The 2017 breach affected some 148 million Americans, but it's impact has reached much further. That's because Equifax is the world's largest credit-reporting bureau and has personal and financial information on everyone in its database. Equifax is already fighting a consolidated class-action, but the Indiana case puts another dagger in the company's back. Along with government investigations, the company definitely has a poor credit-bureau history.
A Poor History
Attorney General Curtis Hill says the data breach affected 3.9 million Indianans. In the lawsuit, he says Equifax CEO Richard Smith chose profits over consumer protection. The company allegedly acquired other companies, at the same time outsourcing and under-staffing in ways that violated industry standards.
The complaint says Equifax continues to ignore Payment Card Industry stands, leaving the company's operations vulnerable to exposure. The lawsuit also cites a federal government investigation that concluded Equifax could have prevented the breach.
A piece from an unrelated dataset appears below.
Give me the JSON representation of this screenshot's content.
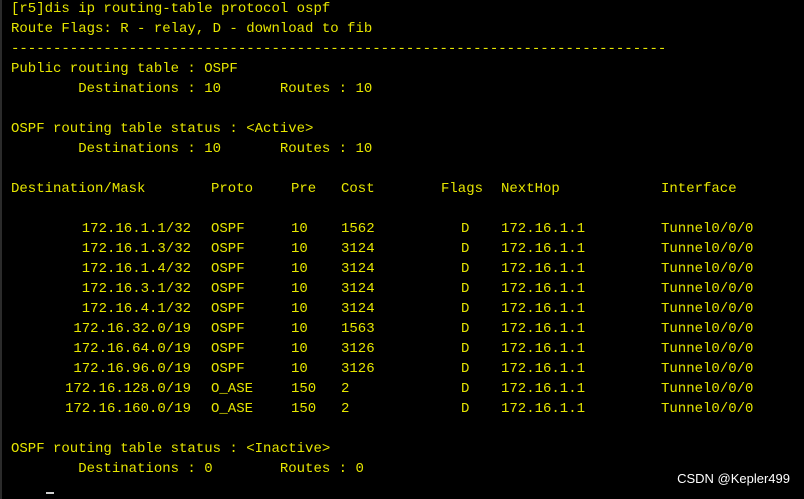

Indiana falls in line with a consolidated class-action pending in Atlanta. Earlier this year, a federal court there denied the company's motion to dismiss the case. The judge said it is clear "the company owed a duty to protect consumers' information from a data breach." The case is moving slowly, given many claims were filed in late 2017 and the matter had not yet been certified as a class-action by the end of 2018.
Meanwhile, individuals have sued successfully in small claims courts. Christian Haigh, writing for Law2.0, explained how he won $8,000 from the company. He was surprised when a company representative appeared in court to oppose him.
It helped that Haigh informed the judge about Equifax executives who cashed out stock after learning about the data breach and before making it known to the public. The opposing counsel didn't have much of an explanation. The judge took it under submission. The process took more than 30 days, which is the small claims version of the Speedy Trial Act in California, because Equifax delayed. Finally, the judge awarded Haigh damages for creditor monitoring, emotional distress, and punitive damages.
Not the typical small claims judgment, but still a win -- a lot faster than a class-action or the state of Indiana.